Coronavirus, la voce dal centro di Vo’: “Pronti a ripartire”

La comunità di Vo’ sta per uscire dall’isolamento dopo 15 giorni di quarantena per il Coronavirus.

C’è voglia di ripartire, ma anche un po’ di preoccupazione per il diffondersi del virus in Italia e la sensazione di essere forse più al sicuro ora che la città è blindata. Questa è l’aria che si respira nella cittadina padovana, così come ce la racconta Katia Zanuso, grafica collaboratrice di Give Emotions e dei mensili La Piazza, che per tutto questo periodo è rimasta confinata dentro la zona rossa veneta.

Come sono state queste due settimane?
“L’isolamento nel mio caso non ha portato ripercussioni nel lavoro, in quanto svolgo la mia attività da casa, quindi sono stata tra quelli avvantaggiati perché a livello lavorativo è cambiato poco o niente.

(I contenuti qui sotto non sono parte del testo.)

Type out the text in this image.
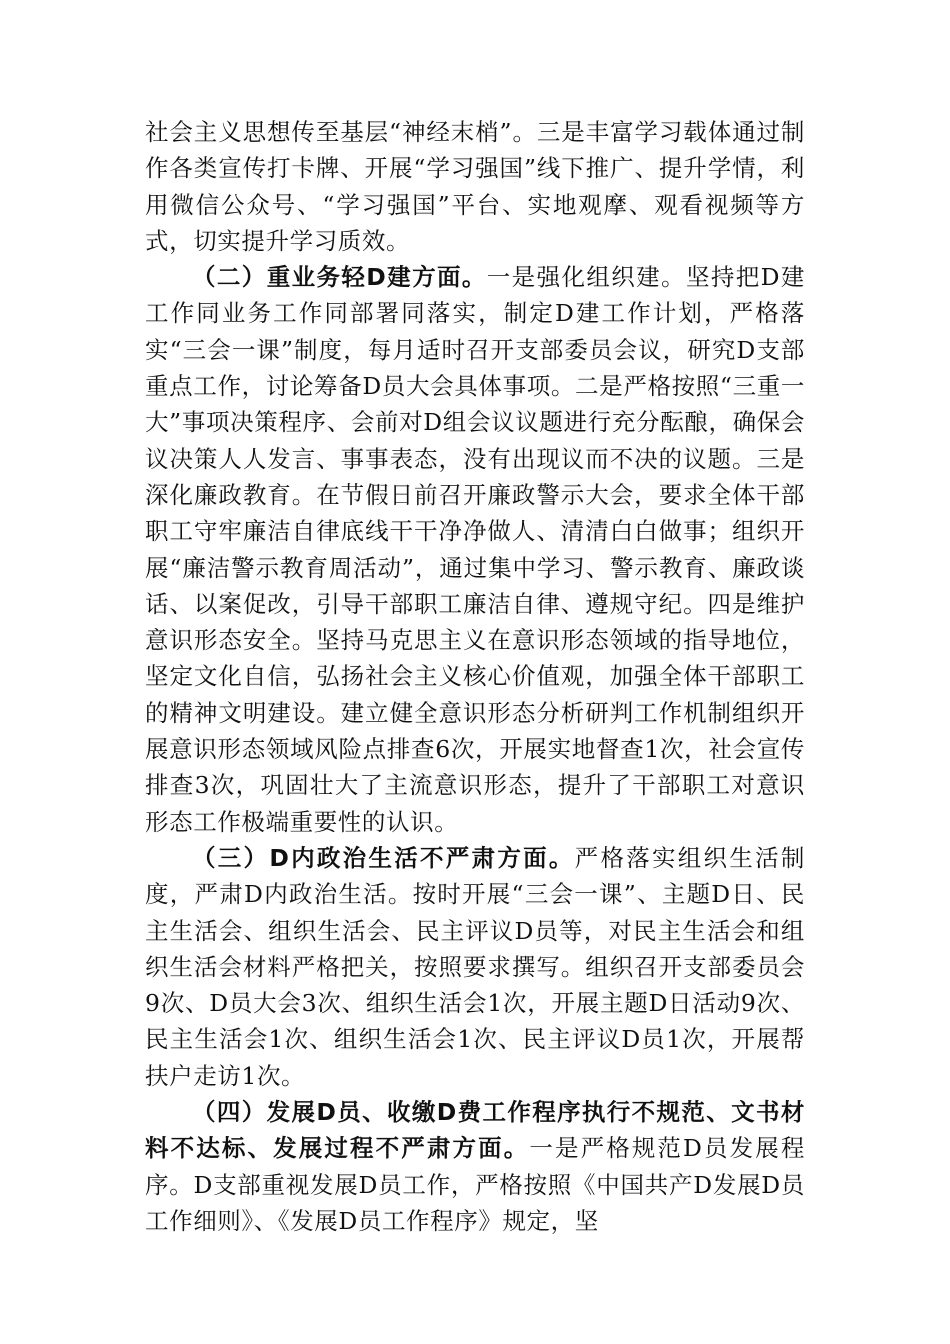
社会主义思想传至基层“神经末梢”。三是丰富学习载体通过制作各类宣传打卡牌、开展“学习强国”线下推广、提升学情，利用微信公众号、“学习强国”平台、实地观摩、观看视频等方式，切实提升学习质效。

（二）重业务轻D建方面。一是强化组织建。坚持把D建工作同业务工作同部署同落实，制定D建工作计划，严格落实“三会一课”制度，每月适时召开支部委员会议，研究D支部重点工作，讨论筹备D员大会具体事项。二是严格按照“三重一大”事项决策程序、会前对D组会议议题进行充分酝酿，确保会议决策人人发言、事事表态，没有出现议而不决的议题。三是深化廉政教育。在节假日前召开廉政警示大会，要求全体干部职工守牢廉洁自律底线干干净净做人、清清白白做事；组织开展“廉洁警示教育周活动”，通过集中学习、警示教育、廉政谈话、以案促改，引导干部职工廉洁自律、遵规守纪。四是维护意识形态安全。坚持马克思主义在意识形态领域的指导地位，坚定文化自信，弘扬社会主义核心价值观，加强全体干部职工的精神文明建设。建立健全意识形态分析研判工作机制组织开展意识形态领域风险点排查6次，开展实地督查1次，社会宣传排查3次，巩固壮大了主流意识形态，提升了干部职工对意识形态工作极端重要性的认识。

（三）D内政治生活不严肃方面。严格落实组织生活制度，严肃D内政治生活。按时开展“三会一课”、主题D日、民主生活会、组织生活会、民主评议D员等，对民主生活会和组织生活会材料严格把关，按照要求撰写。组织召开支部委员会9次、D员大会3次、组织生活会1次，开展主题D日活动9次、民主生活会1次、组织生活会1次、民主评议D员1次，开展帮扶户走访1次。

（四）发展D员、收缴D费工作程序执行不规范、文书材料不达标、发展过程不严肃方面。一是严格规范D员发展程序。D支部重视发展D员工作，严格按照《中国共产D发展D员工作细则》、《发展D员工作程序》规定，坚
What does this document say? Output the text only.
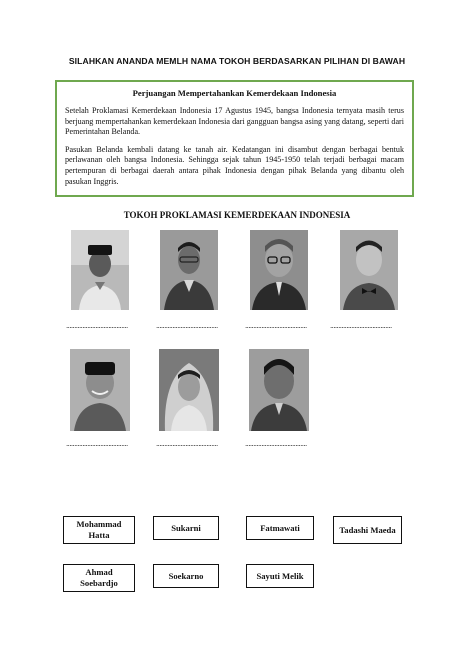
SILAHKAN ANANDA MEMLH NAMA TOKOH BERDASARKAN PILIHAN DI BAWAH
Perjuangan Mempertahankan Kemerdekaan Indonesia

Setelah Proklamasi Kemerdekaan Indonesia 17 Agustus 1945, bangsa Indonesia ternyata masih terus berjuang mempertahankan kemerdekaan Indonesia dari gangguan bangsa asing yang datang, seperti dari Pemerintahan Belanda.

Pasukan Belanda kembali datang ke tanah air. Kedatangan ini disambut dengan berbagai bentuk perlawanan oleh bangsa Indonesia. Sehingga sejak tahun 1945-1950 telah terjadi berbagai macam pertempuran di berbagai daerah antara pihak Indonesia dengan pihak Belanda yang dibantu oleh pasukan Inggris.

TOKOH PROKLAMASI KEMERDEKAAN INDONESIA
......................................	......................................	......................................	......................................
......................................	......................................	......................................
Mohammad Hatta
Sukarni	Fatmawati	Tadashi Maeda
Ahmad Soebardjo
Soekarno	Sayuti Melik
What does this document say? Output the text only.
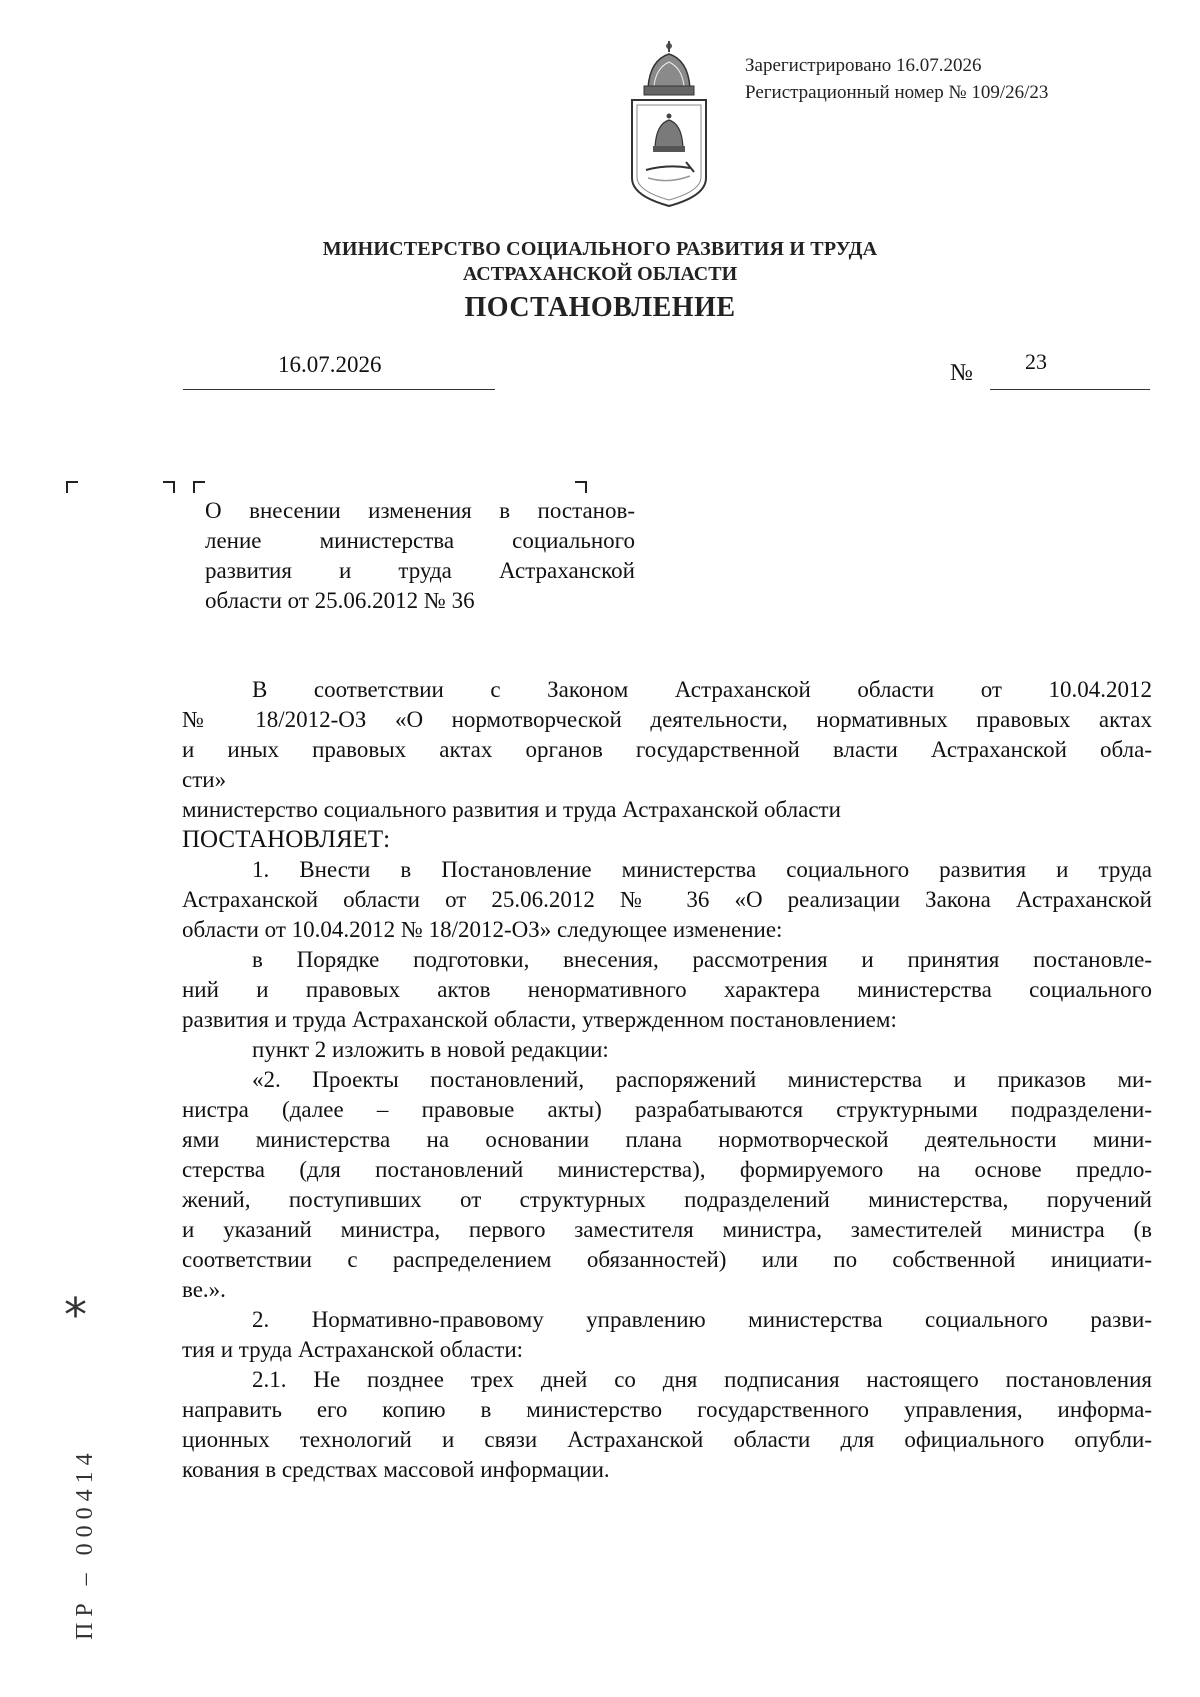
Зарегистрировано 16.07.2026
Регистрационный номер № 109/26/23
МИНИСТЕРСТВО СОЦИАЛЬНОГО РАЗВИТИЯ И ТРУДА
АСТРАХАНСКОЙ ОБЛАСТИ
ПОСТАНОВЛЕНИЕ
16.07.2026	№ 23
О внесении изменения в постанов-
ление министерства социального
развития и труда Астраханской
области от 25.06.2012 № 36
В соответствии с Законом Астраханской области от 10.04.2012
№ 18/2012-ОЗ «О нормотворческой деятельности, нормативных правовых актах
и иных правовых актах органов государственной власти Астраханской обла-
сти»
министерство социального развития и труда Астраханской области
ПОСТАНОВЛЯЕТ:
1. Внести в Постановление министерства социального развития и труда
Астраханской области от 25.06.2012 № 36 «О реализации Закона Астраханской
области от 10.04.2012 № 18/2012-ОЗ» следующее изменение:
в Порядке подготовки, внесения, рассмотрения и принятия постановле-
ний и правовых актов ненормативного характера министерства социального
развития и труда Астраханской области, утвержденном постановлением:
пункт 2 изложить в новой редакции:
«2. Проекты постановлений, распоряжений министерства и приказов ми-
нистра (далее – правовые акты) разрабатываются структурными подразделени-
ями министерства на основании плана нормотворческой деятельности мини-
стерства (для постановлений министерства), формируемого на основе предло-
жений, поступивших от структурных подразделений министерства, поручений
и указаний министра, первого заместителя министра, заместителей министра (в
соответствии с распределением обязанностей) или по собственной инициати-
ве.».
2. Нормативно-правовому управлению министерства социального разви-
тия и труда Астраханской области:
2.1. Не позднее трех дней со дня подписания настоящего постановления
направить его копию в министерство государственного управления, информа-
ционных технологий и связи Астраханской области для официального опубли-
кования в средствах массовой информации.
*
ПР – 000414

Con le videoconferenze ho potuto svolgere la mia routine quotidiana. Chiaro che questo non vale per molti miei concittadini. Però la sensazione è che dopo 15 giorni di isolamento quasi tutti si sentano quasi più al sicuro qui ormai, più protetti dalla diffusione del virus”.

Come ha reagito la città alla quarantena?
“Al’inizio sembrava una vera e propria incarcerazione e a più di qualcuno non è piaciuto per niente. Poi, dopo qualche giorno, è arrivata una sorta di accettazione,  per cui la gente è passata dalla rabbia alla collaborazione. È tornato lo spirito di comunità, in attesa di avere gli esiti del primo tampone. Poi la paura dell’inizio è man mano diminuita e ora che stiamo facendo tutti il secondo tampone (previsto nell’ambito di uno studio pilota per analizzare la diffusione del virus, ndr) ha fatto sì che persone negative al test tornassero a trovarsi per condividere anche il tempo, con giochi di gruppo, azioni di solidarietà, collaborazione”.

Vo, paura per il lavoro colpito dal Coronavirus

Dal punto di vista lavorativo i tuoi concittadini sono preoccupati?
“Chi è dipendente si sente più tranquillo, è rimasto a casa rassicurato che non avrebbe perso il posto di lavoro. Purtroppo molti professionisti e imprenditori che conosco hanno invece una grossa preoccupazione, perché si sono sentiti esclusi, hanno visto saltare molti ordini e la  paura è che la situazione duri per tanto tempo. Ora l’impegno deve essere di comunicare la forza di volontà e resilienza dei veneti, la nostra capacità di rimboccarci le maniche senza dover aspettare particolari aiuti”.

C’è voglia di ripartire?
“C’è molta speranza e voglia di ripartire, ma adesso bisogna vedere come evolverà la situazione dappertutto. I ristoratori non sanno quanti clienti avranno, non sappiamo se ci sarà un vero ritorno alla normalità”.